Sebelumnya dalam chapter maafkan aku

Naruto menghela nafas, menyadari sesuatu akan segera tiba.

Kematiannya.

.

Hari itu, Sasuke tahu sakitnya ditinggalkan oleh orang yang dicintainya.

Tanpa bisa berbuat apa-apa.

.

"Kisahmu membuatku iri, Hime"

Naruto tersenyum, "Setiap orang memiliki kisahnya sendiri, Kakashi. Kau hanya perlu mencarinya."

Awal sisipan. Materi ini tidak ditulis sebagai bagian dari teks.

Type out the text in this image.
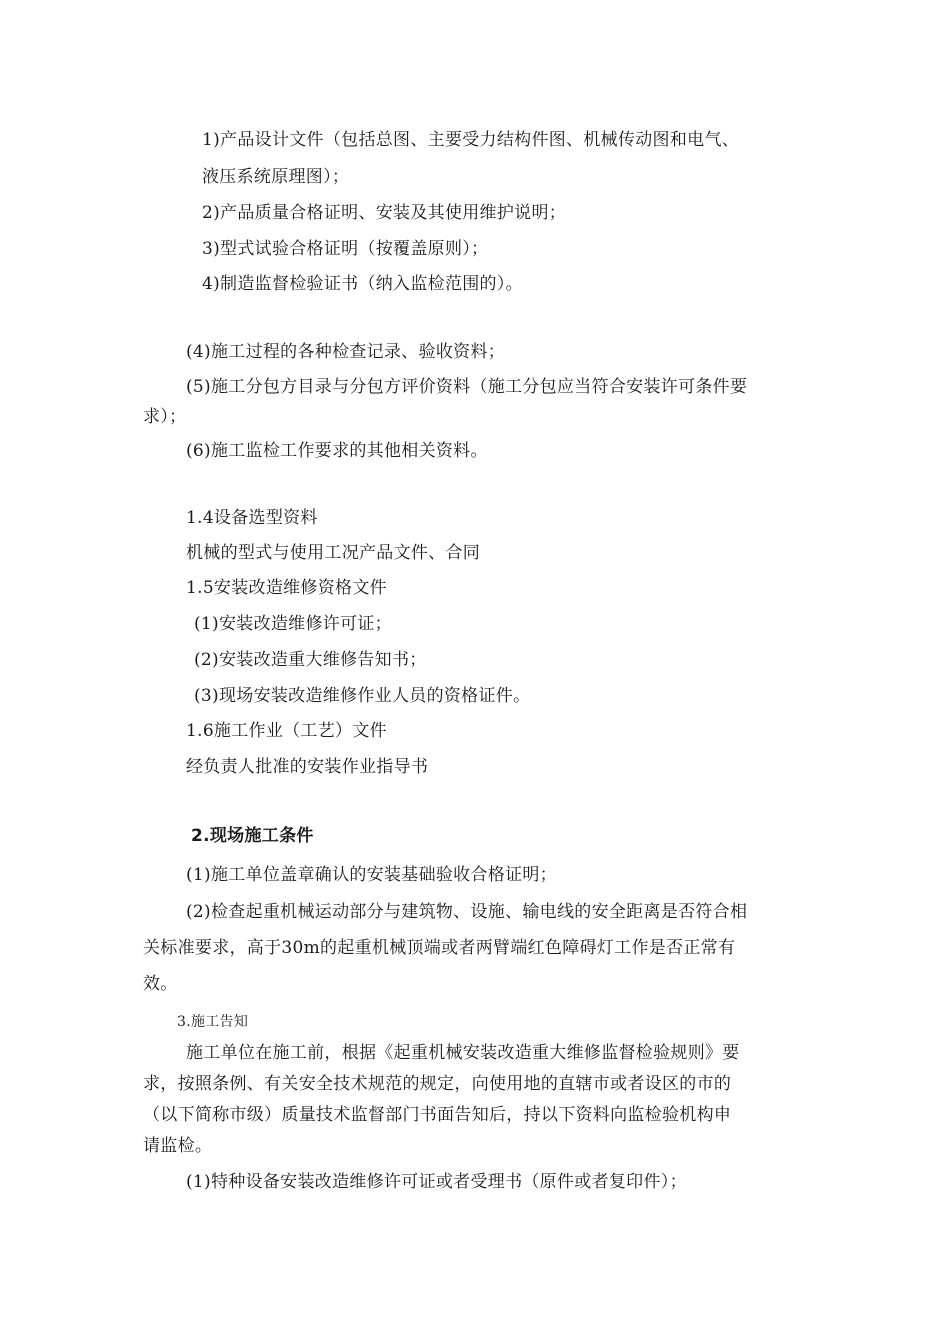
1)产品设计文件（包括总图、主要受力结构件图、机械传动图和电气、
液压系统原理图）；
2)产品质量合格证明、安装及其使用维护说明；
3)型式试验合格证明（按覆盖原则）；
4)制造监督检验证书（纳入监检范围的）。
(4)施工过程的各种检查记录、验收资料；
(5)施工分包方目录与分包方评价资料（施工分包应当符合安装许可条件要
求）；
(6)施工监检工作要求的其他相关资料。
1.4设备选型资料
机械的型式与使用工况产品文件、合同
1.5安装改造维修资格文件
(1)安装改造维修许可证；
(2)安装改造重大维修告知书；
(3)现场安装改造维修作业人员的资格证件。
1.6施工作业（工艺）文件
经负责人批准的安装作业指导书
2.现场施工条件
(1)施工单位盖章确认的安装基础验收合格证明；
(2)检查起重机械运动部分与建筑物、设施、输电线的安全距离是否符合相
关标准要求，高于30m的起重机械顶端或者两臂端红色障碍灯工作是否正常有
效。
3.施工告知
施工单位在施工前，根据《起重机械安装改造重大维修监督检验规则》要
求，按照条例、有关安全技术规范的规定，向使用地的直辖市或者设区的市的
（以下简称市级）质量技术监督部门书面告知后，持以下资料向监检验机构申
请监检。
(1)特种设备安装改造维修许可证或者受理书（原件或者复印件）；
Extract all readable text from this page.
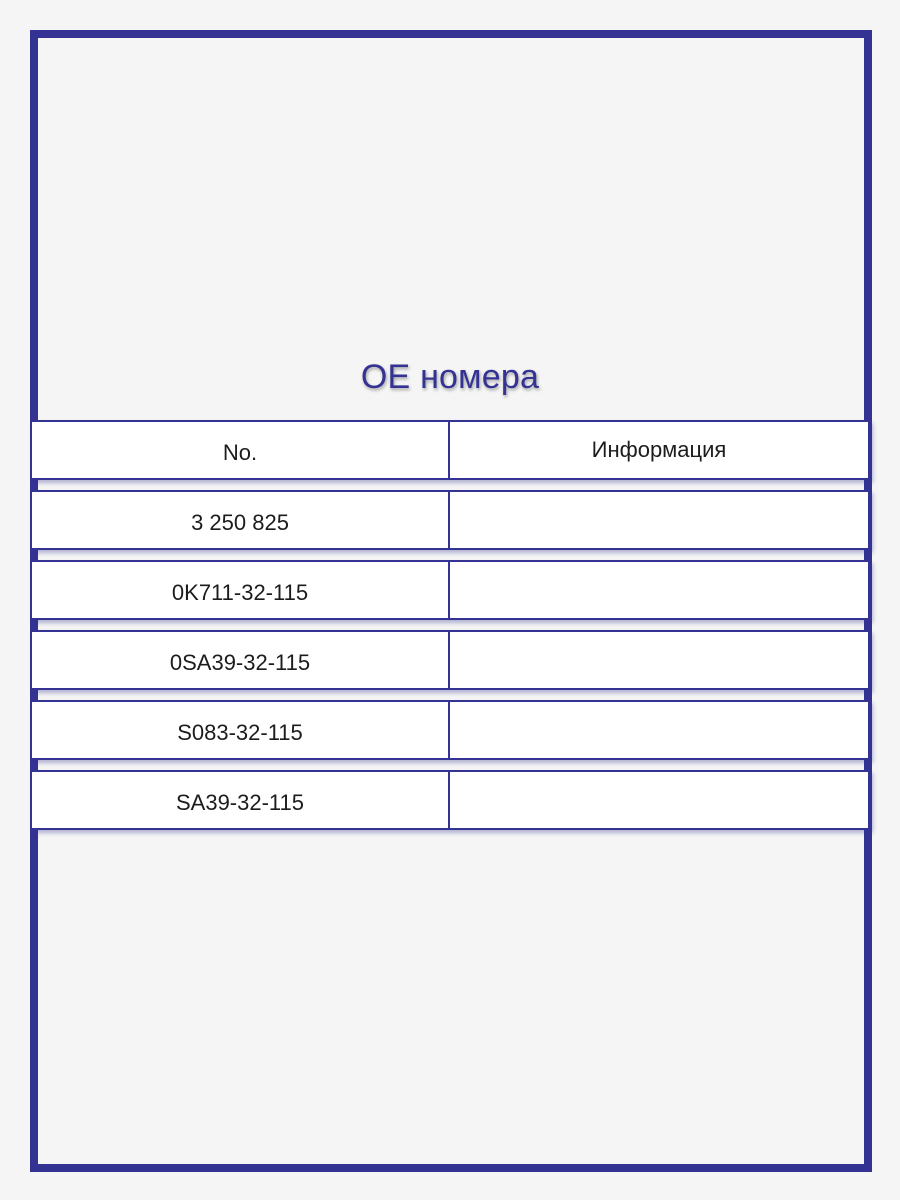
OE номера
No.	Информация
3 250 825
0K711-32-115
0SA39-32-115
S083-32-115
SA39-32-115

Sesosok laki-laki bermasker dan berpakaian hitam-hitam asyik membaca buku bersampul oranye di ambang jendela dapur apartemen Naruto. Tak ada yang istimewa dari dirinya, selain fakta kalau ia bisa memanjat ke jendela dapur yang berada di lantai 15.

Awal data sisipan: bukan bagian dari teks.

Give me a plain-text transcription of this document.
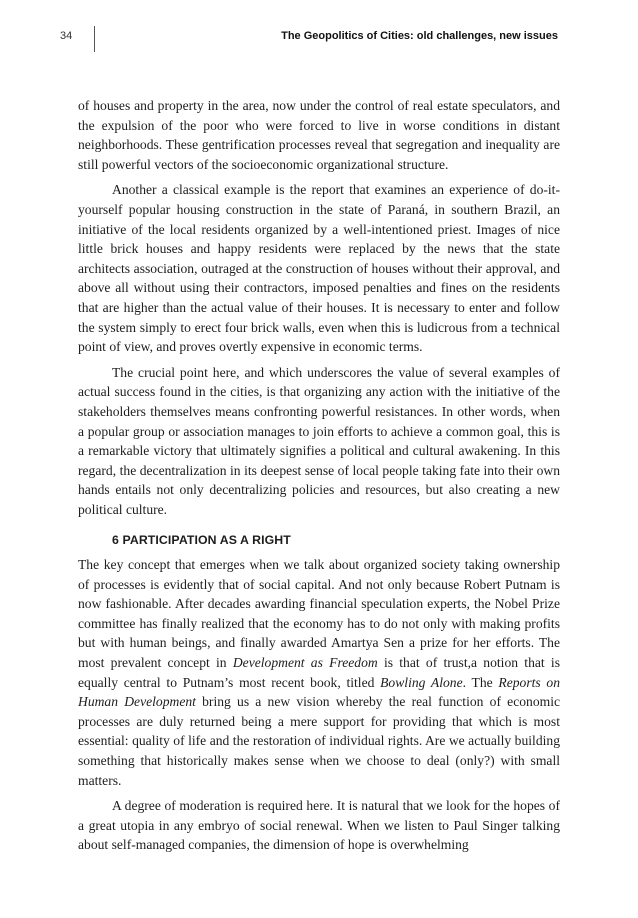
34	The Geopolitics of Cities: old challenges, new issues

of houses and property in the area, now under the control of real estate speculators, and the expulsion of the poor who were forced to live in worse conditions in distant neighborhoods. These gentrification processes reveal that segregation and inequality are still powerful vectors of the socioeconomic organizational structure.

Another a classical example is the report that examines an experience of do-it-yourself popular housing construction in the state of Paraná, in southern Brazil, an initiative of the local residents organized by a well-intentioned priest. Images of nice little brick houses and happy residents were replaced by the news that the state architects association, outraged at the construction of houses without their approval, and above all without using their contractors, imposed penalties and fines on the residents that are higher than the actual value of their houses. It is necessary to enter and follow the system simply to erect four brick walls, even when this is ludicrous from a technical point of view, and proves overtly expensive in economic terms.

The crucial point here, and which underscores the value of several examples of actual success found in the cities, is that organizing any action with the initiative of the stakeholders themselves means confronting powerful resistances. In other words, when a popular group or association manages to join efforts to achieve a common goal, this is a remarkable victory that ultimately signifies a political and cultural awakening. In this regard, the decentralization in its deepest sense of local people taking fate into their own hands entails not only decentralizing policies and resources, but also creating a new political culture.

6 PARTICIPATION AS A RIGHT

The key concept that emerges when we talk about organized society taking ownership of processes is evidently that of social capital. And not only because Robert Putnam is now fashionable. After decades awarding financial speculation experts, the Nobel Prize committee has finally realized that the economy has to do not only with making profits but with human beings, and finally awarded Amartya Sen a prize for her efforts. The most prevalent concept in Development as Freedom is that of trust,a notion that is equally central to Putnam’s most recent book, titled Bowling Alone. The Reports on Human Development bring us a new vision whereby the real function of economic processes are duly returned being a mere support for providing that which is most essential: quality of life and the restoration of individual rights. Are we actually building something that historically makes sense when we choose to deal (only?) with small matters.

A degree of moderation is required here. It is natural that we look for the hopes of a great utopia in any embryo of social renewal. When we listen to Paul Singer talking about self-managed companies, the dimension of hope is overwhelming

Dan dibalik pakaian hitam-hitamnya terdapat sebuah tanda dilengannya. Simbol topeng berapi, yang menandakan ia bukan manusia, melainkan Banaspati.

Sang iblis berkepala api.

Menemukan Hari

Disclaimer : ©Naruto milik Masashi Kishimoto, saya hanya memakai karakternya untuk hiburan

Warning : SasuFemNaru, AU, OOC, Typo, cover diambil dari serial Halfworlds by HBO Asia

Cerita ini terinspirasi oleh Halfworlds by HBO Asia & Mitologi Indonesia tentang Banaspati

Read n review please

Suatu waktu di masa yang telah berlalu

Bagi Kakashi, hari-harinya hanya berisi rutinitas membosankan. Hidup selama waktu yang ia sendiri tidak ingat, membuatnya hidup segan, mati pun tak mau. Kalau seandainya ia bisa mati, dengan senang hati ia akan melakukannya. Kedua matanya hanya memancarkan sorot bosan, sungguh bukan sesuatu yang diharapkan dari Sang banaspati kuil api.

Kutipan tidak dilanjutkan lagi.